Fifth, celebrate small victories. Acknowledging everyday successes - like cooking a meal together or finishing a project - reinforces positive behavior. This mirrors the way institutions publicly recognize ethical compliance, reinforcing the standards they wish to uphold.

Lastly, consider periodic “reset” moments. Just as the Utah Supreme Court appointed an independent investigator to reset public confidence, couples can benefit from a brief retreat or counseling session after a particularly stressful period. These resets provide a fresh perspective and a chance to recalibrate expectations.

By integrating these practices, couples move from the illusion of effortless love to a partnership grounded in intentional effort and mutual respect. The shift may feel uncomfortable at first, but the payoff - lasting trust and deeper connection - mirrors the stability that a transparent judicial system provides to its citizens.

Frequently Asked Questions

Q: Why do people cling to the myth of effortless love?

A: The myth offers a comforting shortcut, suggesting that love requires no work. It avoids confronting uncomfortable emotions and the responsibility of active maintenance, which can feel daunting.

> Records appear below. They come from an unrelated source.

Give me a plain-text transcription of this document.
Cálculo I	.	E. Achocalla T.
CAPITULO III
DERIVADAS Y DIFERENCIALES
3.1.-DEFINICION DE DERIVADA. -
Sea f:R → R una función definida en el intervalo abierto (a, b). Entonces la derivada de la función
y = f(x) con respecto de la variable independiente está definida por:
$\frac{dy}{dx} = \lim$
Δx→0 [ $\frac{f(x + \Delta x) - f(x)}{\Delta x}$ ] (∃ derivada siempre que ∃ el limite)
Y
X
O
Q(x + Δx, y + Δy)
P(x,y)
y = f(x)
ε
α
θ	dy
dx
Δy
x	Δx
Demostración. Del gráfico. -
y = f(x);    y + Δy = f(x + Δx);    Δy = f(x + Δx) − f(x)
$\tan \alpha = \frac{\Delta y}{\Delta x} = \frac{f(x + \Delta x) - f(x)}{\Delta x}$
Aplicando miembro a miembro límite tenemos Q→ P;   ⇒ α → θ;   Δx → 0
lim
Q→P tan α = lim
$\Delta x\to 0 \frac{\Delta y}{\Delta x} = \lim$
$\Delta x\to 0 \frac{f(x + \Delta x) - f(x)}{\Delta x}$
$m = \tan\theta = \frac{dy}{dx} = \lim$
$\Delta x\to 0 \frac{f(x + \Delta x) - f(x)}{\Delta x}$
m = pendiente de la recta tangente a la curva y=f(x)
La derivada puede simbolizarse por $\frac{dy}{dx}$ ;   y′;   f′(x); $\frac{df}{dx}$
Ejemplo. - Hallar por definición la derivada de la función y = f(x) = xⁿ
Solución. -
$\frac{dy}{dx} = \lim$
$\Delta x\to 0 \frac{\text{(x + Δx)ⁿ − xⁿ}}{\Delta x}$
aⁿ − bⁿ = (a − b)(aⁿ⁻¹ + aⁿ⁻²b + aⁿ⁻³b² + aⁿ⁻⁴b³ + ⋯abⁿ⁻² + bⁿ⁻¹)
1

Q: How does the Diana Hagen scandal illustrate the impact of personal relationships on public trust?

A: The alleged relationship raised concerns about impartiality, prompting an independent investigation. It shows that hidden personal ties can erode confidence in institutions, similar to how secrecy in a partnership can damage trust.

Q: What are practical ways to build trust in a relationship?

A: Consistent honesty, regular check-ins, honoring boundaries, and seeking third-party perspectives when needed are key practices that reinforce reliability and transparency.

Q: Can a relationship recover after a breach of trust?

A: Recovery is possible if the offending partner acknowledges the breach, offers a sincere apology, and commits to concrete changes, while the hurt partner feels heard and safe to rebuild confidence.